Ce qui n'empêcha pas Kathleen de l'entendre et de rigoler. Il n'avait pas complètement tort…

– C'est marrant, quand même, fit remarquer Tonks. Vous avez tous les quatre été… Bon, pas mal Répartis, mais… Presque, quand même ! Vous auriez pu aller ailleurs assez facilement. Parce qu'il faut admettre, vous cassez sacrément les stéréotypes de vos Maisons. Enfin, sauf Delmar qui est normal.

– C'est bien la première fois qu'on me qualifie de normal…

Kathleen haussa les épaules :

– On s'en fout non ? On a tous atterri dans une Maison où on s'en sort pas trop mal. Enfin, sauf Lucas qui doit supporter les trois loosers et Cassie qui doit vivre avec Rosier.

– Va chier Diggory.

– Et mes trois loosers se tiennent à carreau, les informa Lucas. Higg fait la gueule, et Wilkes et Jessica se cachent parce qu'apparemment il y a des élèves qui pensent que le jeu n'est pas fini et qui leur balancent régulièrement de la neige à la gueule dans les couloirs…

Maxime et Tonks échangèrent un regard réjoui avant de se hâter de prendre l'air innocent. Lucas fit semblant de n'avoir rien vu.

– Ne parlons pas d'eux, ça me coupe l'appétit ! s'exclama Cassie. Tenez, on est en train de voir les sorciers qui ont inspiré le panthéon grec, en Histoire. Parlons de ça !

– De quoi, des histoires de cul des dieux ? sourcilla Kathleen.

– Obsédée va, marmonna Rosier.

– Pas forcément, répondit Cassie d'un ton joyeux. Même si j'imagine que la question de la zoophilie pourrait donner lieu à un super-débat avec McGonagall. Mais bon, bref. Du coup vous pensez que c'est quelle déesse la plus belle ?

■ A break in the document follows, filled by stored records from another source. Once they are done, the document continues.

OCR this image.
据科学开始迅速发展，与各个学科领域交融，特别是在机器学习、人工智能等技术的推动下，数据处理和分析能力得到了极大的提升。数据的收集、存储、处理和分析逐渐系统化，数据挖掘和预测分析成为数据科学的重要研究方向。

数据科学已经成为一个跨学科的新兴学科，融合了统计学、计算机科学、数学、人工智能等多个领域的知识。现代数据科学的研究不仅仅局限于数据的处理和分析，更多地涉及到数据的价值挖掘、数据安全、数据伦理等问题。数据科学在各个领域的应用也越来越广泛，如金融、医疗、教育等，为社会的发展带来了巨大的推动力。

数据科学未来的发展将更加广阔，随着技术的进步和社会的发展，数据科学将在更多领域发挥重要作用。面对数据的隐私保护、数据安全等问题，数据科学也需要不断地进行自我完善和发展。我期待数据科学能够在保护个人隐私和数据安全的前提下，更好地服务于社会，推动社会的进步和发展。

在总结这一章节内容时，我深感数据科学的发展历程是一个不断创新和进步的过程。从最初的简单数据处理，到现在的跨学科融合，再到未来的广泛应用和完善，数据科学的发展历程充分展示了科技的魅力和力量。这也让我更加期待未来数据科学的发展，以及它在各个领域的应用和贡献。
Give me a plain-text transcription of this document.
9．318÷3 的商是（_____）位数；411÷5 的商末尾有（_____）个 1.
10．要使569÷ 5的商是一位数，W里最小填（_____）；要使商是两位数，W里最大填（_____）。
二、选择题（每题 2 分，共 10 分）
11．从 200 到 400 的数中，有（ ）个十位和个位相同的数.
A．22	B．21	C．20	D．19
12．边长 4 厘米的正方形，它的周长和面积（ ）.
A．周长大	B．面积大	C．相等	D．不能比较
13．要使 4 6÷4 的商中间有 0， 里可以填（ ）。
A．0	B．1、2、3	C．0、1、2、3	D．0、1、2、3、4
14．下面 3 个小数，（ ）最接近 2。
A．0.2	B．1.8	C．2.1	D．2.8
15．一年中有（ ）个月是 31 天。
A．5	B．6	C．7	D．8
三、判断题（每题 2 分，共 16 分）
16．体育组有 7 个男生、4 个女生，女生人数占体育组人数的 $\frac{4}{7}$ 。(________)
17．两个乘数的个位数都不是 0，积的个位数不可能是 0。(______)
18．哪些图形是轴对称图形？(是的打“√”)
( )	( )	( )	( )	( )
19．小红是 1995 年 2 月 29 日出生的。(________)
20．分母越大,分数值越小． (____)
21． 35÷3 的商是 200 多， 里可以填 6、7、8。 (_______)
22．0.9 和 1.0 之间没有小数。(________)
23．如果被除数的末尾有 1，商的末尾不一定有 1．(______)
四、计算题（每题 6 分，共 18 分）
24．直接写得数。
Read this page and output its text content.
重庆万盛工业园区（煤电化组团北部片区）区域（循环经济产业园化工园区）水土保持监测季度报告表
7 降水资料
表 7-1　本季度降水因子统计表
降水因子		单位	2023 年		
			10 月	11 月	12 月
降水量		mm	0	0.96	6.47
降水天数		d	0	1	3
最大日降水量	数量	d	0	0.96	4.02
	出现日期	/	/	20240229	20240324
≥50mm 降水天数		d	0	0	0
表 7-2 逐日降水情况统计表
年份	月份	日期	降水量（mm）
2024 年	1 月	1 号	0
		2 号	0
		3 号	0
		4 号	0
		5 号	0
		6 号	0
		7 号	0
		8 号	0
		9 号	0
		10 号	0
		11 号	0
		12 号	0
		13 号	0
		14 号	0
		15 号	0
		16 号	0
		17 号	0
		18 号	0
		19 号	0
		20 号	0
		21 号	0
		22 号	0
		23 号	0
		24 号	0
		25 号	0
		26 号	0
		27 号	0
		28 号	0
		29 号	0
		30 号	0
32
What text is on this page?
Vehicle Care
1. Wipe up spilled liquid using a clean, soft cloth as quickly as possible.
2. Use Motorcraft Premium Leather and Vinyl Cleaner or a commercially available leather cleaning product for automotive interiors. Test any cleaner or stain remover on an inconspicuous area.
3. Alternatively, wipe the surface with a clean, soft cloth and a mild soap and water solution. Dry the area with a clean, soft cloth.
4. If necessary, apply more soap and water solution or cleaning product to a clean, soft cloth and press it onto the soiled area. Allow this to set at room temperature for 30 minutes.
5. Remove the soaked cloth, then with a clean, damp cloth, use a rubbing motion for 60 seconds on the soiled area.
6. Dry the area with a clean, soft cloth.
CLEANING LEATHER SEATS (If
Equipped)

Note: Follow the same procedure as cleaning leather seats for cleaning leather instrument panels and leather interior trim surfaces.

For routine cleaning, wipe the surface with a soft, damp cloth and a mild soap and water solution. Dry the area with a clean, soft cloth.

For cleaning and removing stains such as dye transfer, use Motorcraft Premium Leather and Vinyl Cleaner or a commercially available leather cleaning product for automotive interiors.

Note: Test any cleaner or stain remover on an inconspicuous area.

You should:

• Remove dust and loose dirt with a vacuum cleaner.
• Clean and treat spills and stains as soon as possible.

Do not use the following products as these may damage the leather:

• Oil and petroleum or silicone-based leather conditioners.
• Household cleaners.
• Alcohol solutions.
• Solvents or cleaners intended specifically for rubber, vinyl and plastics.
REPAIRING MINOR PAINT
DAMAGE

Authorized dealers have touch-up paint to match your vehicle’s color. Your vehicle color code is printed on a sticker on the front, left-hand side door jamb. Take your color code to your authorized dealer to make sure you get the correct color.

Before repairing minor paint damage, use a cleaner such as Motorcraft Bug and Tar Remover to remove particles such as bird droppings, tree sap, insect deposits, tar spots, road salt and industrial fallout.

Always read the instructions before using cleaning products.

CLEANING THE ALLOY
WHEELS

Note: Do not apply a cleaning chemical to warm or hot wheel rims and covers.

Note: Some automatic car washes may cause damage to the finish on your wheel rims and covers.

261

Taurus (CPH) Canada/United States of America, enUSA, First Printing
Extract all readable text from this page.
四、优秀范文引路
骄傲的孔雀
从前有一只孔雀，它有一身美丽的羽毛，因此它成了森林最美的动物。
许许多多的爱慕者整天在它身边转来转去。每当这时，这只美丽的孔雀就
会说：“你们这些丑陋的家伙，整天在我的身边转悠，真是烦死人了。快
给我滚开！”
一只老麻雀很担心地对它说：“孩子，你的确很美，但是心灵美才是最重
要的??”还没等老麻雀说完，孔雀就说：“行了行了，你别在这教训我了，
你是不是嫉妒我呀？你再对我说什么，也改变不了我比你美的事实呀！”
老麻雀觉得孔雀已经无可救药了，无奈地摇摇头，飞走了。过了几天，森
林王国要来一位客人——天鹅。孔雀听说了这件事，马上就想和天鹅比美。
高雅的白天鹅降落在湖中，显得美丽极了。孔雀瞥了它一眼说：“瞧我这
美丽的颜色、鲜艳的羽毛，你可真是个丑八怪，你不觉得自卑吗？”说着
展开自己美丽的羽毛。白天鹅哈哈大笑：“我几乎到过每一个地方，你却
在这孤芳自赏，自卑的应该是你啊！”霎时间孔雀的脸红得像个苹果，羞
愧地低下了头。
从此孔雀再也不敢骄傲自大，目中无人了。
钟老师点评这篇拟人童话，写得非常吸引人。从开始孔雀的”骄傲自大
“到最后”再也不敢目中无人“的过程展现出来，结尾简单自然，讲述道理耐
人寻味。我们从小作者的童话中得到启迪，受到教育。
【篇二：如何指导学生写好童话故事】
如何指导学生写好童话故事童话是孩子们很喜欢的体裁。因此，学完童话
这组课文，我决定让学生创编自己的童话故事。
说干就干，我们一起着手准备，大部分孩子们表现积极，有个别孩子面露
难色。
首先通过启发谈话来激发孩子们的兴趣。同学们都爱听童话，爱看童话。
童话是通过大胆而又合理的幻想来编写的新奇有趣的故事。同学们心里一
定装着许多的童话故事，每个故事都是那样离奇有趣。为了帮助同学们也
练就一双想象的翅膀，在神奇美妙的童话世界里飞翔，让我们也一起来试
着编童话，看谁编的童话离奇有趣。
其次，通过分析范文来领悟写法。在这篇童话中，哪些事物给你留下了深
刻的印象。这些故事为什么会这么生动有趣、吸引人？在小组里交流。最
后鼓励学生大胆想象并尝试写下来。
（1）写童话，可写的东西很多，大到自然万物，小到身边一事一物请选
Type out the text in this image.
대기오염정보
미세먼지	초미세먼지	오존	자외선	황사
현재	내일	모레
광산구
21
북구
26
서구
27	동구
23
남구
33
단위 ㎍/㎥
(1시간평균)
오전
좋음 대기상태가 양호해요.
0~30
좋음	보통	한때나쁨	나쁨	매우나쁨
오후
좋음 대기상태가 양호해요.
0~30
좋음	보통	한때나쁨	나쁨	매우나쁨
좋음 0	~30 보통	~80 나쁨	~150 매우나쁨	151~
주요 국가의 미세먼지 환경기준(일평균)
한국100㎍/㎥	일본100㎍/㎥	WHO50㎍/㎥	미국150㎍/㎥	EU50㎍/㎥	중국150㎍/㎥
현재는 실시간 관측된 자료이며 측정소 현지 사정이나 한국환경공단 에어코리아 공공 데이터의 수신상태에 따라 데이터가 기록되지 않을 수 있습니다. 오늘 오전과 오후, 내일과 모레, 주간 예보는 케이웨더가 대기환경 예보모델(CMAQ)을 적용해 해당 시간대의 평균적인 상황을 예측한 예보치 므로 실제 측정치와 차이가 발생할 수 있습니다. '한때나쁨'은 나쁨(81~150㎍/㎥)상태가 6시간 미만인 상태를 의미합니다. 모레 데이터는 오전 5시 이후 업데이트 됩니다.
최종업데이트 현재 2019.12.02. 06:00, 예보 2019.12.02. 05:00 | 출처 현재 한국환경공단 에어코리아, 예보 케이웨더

Les autres marquèrent un temps de surprise mais Delmar, habitué à ce que la petite Serpentard passe du coq à l'âne sans prévenir, hasarda :

– … Aphrodite ?

– NON MAIS JE RÊVE ! beugla Kathleen en faisant sursauter tout le monde. T'as rien appris de Pâris ou quoi ?! Bravo maintenant tous les Troyens sont morts à cause de toi, j'espère que t'es content !

– Ah zut, merde. Oups ?

– Oups c'est ta réponse au génocide ? Assassin !

– Mais j'y peux rien si elle est canon Aphrodite !

– Pourquoi on peut pas choisir un dieu ? s'interrogea Cassie à voix haute.

– Parce que. On a dit une déesse.

– Oui ben si on devait choisir un dieu Delmar aurait pas tué les Troyens !

– Les dieux grecs sont quand même autant des salopes que les déesses, leur fit remarquer Eveline.

– Ah non tu vas pas t'en mêler aussi ! s'énerva Rosier. Pourquoi il faut toujours que vous les encouragiez, après c'est l'avalanche de conneries et on se retrouve avec des soutifs flottant sur les grilles du château !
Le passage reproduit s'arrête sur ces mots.